En trois mois, de juin à août 2020, 30 millions de savons de 110gr ont été vendus touchant plus de 7,5 millions de bénéficiaires.
Cette campagne vise également à augmenter les revenus générés par la vente de ce savon pour les petits commerçants. À l’heure où le commerce informel souffre déjà des impacts de la crise, cet apport n’est pas négligeable et il faudra analyser quelles autres retombées cette initiative aura pu engendrer. Pour l’heure, des résultats positifs ont déjà pu être constatés, même s’ils restent anecdotiques.
L’initiative, a pris fin au mois de septembre 2020 et 40 millions de savons ont été distribués. Une étude d’impact rapide, commanditée par la Banque mondiale, permettra d’évaluer non seulement l’impact sur la propagation de la COVID-19, mais également, à long terme, sur les autres maladies dites “des mains sales”, telles que le choléra et la dysenterie bacillaire. Une campagne de sensibilisation sur l’importance des mesures d’hygiène pour prévenir d’autres maladies accompagne l’initiative pour inciter la population à modifier ses comportements et adopter des gestes simples qui peuvent sauver des vies.

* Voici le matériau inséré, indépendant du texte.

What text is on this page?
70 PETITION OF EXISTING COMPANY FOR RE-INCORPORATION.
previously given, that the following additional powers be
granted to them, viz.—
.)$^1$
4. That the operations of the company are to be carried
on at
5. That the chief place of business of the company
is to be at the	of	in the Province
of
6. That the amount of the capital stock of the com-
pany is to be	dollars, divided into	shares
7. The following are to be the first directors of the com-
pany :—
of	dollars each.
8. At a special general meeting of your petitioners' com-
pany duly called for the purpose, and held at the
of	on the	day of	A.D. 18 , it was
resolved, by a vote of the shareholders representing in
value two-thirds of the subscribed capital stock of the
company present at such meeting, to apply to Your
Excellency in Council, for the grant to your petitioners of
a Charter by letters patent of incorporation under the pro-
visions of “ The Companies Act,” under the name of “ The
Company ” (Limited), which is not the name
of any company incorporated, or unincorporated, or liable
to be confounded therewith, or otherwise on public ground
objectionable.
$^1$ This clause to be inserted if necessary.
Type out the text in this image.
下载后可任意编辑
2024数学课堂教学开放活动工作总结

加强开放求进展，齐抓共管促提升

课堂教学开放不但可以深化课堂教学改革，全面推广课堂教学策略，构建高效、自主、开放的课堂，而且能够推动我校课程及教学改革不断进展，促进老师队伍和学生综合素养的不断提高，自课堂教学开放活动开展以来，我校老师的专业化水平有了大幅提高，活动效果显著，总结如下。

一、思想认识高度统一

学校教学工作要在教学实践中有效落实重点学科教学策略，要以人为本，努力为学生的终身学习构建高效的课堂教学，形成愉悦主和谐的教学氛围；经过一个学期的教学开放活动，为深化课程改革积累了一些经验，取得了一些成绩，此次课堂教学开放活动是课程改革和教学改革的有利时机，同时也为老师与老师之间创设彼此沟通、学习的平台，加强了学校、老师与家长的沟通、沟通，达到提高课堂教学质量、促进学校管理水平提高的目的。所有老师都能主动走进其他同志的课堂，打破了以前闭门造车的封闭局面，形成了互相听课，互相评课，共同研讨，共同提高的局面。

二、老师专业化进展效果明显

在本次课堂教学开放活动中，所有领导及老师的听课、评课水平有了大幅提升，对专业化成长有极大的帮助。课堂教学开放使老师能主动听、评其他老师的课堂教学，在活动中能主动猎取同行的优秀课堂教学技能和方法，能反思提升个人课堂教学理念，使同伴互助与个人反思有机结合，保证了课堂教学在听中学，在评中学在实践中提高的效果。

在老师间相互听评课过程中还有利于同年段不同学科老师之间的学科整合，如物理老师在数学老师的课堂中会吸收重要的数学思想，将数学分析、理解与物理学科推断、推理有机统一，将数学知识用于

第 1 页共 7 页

Avec une densité de population parmi les plus élevées d’Afrique, le Burundi est confronté à un réel défi pour mettre en œuvre les deux autres piliers de la stratégie, à savoir le port du masque et la distanciation physique. La campagne « Blue Soap » entend démontrer l’importance de la synergie entre le gouvernement, la communauté internationale et le secteur privé pour pouvoir faire face aux défis de développement dans un pays tel que le Burundi.
Un exemple à répliquer. La collaboration entre ces différents acteurs économiques et sociaux a permis une intervention rapide face à l’urgence, avec des impacts immédiats en matière de santé, d’économie et de protection des plus vulnérables. On peut s’attendre aussi à des effets à moyen et long terme, qui devraient inciter à suivre cet exemple dans d’autres domaines d’intervention.
Les populations les plus vulnérables subiront inévitablement les effets de la récession économique post-COVID-19 et le Burundi ne fera malheureusement pas exception à la règle. Même s’il est trop tôt pour évaluer de manière précise les impacts de la crise sur la vie économique et sociale du pays, il est impératif de prendre les devants avec des mesures qui permettront de protéger les populations déjà fortement fragilisées face aux maladies “des mains sales”. Ce sont notamment les femmes et les enfants qui sont les plus touchés par ces fléaux. La crise engendrée par la COVID-19 a mis en exergue l’impossibilité pour un seul intervenant de faire face à des défis d’une telle ampleur. Elle a également démontré que nul n’était à l’abri des effets de la pandémie et qu’il ne s’agissait pas seulement d’un problème de santé publique. La société civile, les associations de jeunes et de femmes, les organisations d’agriculteurs et de caféiculteurs, les autorités religieuses ont chacune leur rôle à jouer : tous ensemble, contre la pandémie.